The biblical observance of the Passover is a memorial of the sacrifice of Jesus Christ for our sins. The original Passover was a reminder of how God spared the firstborn of His people from death in Egypt. As the ultimate fulfillment of what the Passover pictures, the New Covenant Passover reminds us that Christians are saved from sin’s penalty of eternal death by Christ’s sacrifice as the Lamb of God.

Members of the United Church of God, publisher of Beyond Today magazine, approach this period of the year with deep spiritual introspection, recognizing the enormity of that sacrifice. We commemorate the Passover with a solemn service based on the instructions of the apostle Paul and the New Covenant Passover ceremony that Jesus instituted as recorded in the Gospels of Matthew, Mark, Luke and John.

The Passover service begins after sundown the night before Passover day on the Hebrew calendar, according to Jesus’ example. The service starts with a brief explanation of its purpose and readings from the Gospels. Then, following Jesus’ example and instructions in John 13, Christians wash one another’s feet.

This is followed by an explanation of the symbols of the Passover, unleavened bread and wine, which represent the body and blood of our Savior.
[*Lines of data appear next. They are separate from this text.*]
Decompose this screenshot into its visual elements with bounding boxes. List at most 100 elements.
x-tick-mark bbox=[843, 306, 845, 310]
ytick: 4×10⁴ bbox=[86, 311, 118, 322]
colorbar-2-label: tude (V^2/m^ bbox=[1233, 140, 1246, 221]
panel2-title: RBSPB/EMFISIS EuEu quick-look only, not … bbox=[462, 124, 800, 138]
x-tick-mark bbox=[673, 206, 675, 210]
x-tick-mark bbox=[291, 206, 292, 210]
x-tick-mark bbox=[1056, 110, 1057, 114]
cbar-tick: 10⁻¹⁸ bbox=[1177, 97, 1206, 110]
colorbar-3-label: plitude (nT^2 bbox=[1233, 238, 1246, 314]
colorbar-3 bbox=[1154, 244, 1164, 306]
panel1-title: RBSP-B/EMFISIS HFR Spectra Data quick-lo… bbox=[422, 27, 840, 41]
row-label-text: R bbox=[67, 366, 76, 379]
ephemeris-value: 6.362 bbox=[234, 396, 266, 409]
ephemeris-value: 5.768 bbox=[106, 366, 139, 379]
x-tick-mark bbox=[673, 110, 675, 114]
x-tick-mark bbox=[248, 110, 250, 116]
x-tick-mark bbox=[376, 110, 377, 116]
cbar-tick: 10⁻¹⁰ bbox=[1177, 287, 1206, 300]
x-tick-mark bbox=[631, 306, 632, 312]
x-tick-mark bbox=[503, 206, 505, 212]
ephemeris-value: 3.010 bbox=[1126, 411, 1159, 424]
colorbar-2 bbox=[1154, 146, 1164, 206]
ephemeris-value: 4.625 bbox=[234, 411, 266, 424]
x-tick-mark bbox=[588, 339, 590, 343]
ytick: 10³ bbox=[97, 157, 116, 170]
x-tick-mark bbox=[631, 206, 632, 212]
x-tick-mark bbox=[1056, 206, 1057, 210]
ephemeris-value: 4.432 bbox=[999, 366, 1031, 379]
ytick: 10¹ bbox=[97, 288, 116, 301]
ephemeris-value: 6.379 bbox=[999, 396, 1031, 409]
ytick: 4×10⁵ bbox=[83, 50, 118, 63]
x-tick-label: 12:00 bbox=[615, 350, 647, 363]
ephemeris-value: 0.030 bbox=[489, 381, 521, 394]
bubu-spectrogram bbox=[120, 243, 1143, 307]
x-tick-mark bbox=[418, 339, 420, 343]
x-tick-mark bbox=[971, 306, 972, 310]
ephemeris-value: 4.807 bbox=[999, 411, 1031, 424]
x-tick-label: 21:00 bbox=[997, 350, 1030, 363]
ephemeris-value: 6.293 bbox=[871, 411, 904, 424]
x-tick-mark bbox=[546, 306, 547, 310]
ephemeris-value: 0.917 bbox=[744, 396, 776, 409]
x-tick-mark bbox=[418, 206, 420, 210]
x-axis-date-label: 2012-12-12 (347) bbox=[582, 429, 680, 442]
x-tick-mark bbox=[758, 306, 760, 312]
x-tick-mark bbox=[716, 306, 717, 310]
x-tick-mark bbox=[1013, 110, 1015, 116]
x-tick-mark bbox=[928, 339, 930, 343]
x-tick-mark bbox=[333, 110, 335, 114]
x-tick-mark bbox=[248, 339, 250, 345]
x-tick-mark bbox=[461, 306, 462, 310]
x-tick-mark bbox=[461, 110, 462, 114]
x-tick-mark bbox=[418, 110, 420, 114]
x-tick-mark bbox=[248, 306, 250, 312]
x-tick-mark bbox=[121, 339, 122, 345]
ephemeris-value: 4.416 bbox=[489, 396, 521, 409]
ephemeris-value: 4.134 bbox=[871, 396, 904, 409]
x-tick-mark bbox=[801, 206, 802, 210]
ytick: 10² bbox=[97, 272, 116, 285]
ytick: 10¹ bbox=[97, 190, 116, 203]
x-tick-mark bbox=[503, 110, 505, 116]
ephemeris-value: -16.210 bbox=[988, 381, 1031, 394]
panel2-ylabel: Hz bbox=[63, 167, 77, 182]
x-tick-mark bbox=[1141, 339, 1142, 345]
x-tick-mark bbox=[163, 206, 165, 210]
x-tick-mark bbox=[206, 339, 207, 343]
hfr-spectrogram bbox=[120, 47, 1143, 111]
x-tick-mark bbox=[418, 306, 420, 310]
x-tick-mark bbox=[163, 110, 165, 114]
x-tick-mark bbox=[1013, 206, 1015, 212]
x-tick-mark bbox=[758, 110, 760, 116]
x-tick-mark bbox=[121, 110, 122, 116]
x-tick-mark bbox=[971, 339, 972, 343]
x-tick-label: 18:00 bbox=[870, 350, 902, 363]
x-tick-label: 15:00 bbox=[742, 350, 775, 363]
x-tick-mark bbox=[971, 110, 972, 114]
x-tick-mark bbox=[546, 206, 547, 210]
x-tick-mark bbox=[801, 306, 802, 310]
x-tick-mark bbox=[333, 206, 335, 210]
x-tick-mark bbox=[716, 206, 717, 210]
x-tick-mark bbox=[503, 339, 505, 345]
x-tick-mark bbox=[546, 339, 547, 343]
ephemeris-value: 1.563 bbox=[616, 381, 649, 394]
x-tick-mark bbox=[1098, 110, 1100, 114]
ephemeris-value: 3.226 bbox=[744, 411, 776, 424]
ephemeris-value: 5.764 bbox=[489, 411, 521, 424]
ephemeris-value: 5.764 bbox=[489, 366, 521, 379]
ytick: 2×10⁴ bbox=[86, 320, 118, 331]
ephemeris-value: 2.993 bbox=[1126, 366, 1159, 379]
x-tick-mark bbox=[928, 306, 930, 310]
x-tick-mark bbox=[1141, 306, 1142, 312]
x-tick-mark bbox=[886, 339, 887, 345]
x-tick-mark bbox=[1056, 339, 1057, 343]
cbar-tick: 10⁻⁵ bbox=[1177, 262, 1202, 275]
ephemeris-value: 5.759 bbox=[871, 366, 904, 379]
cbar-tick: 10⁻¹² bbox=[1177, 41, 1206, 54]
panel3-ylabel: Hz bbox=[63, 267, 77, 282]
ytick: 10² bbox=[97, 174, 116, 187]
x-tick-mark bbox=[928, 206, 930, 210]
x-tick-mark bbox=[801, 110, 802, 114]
Each baptized member of the Church eats a small piece of the unleavened bread and drinks a small cup of the wine, showing acknowledgment of and need for that sacrifice. After further readings from Jesus’ teaching on that last night before His arrest and crucifixion, the service is concluded. (See Exodus 12; Leviticus 23:5; Matthew 26:17-30; Mark 14:22-24; 1 Corinthians 11:23-28.)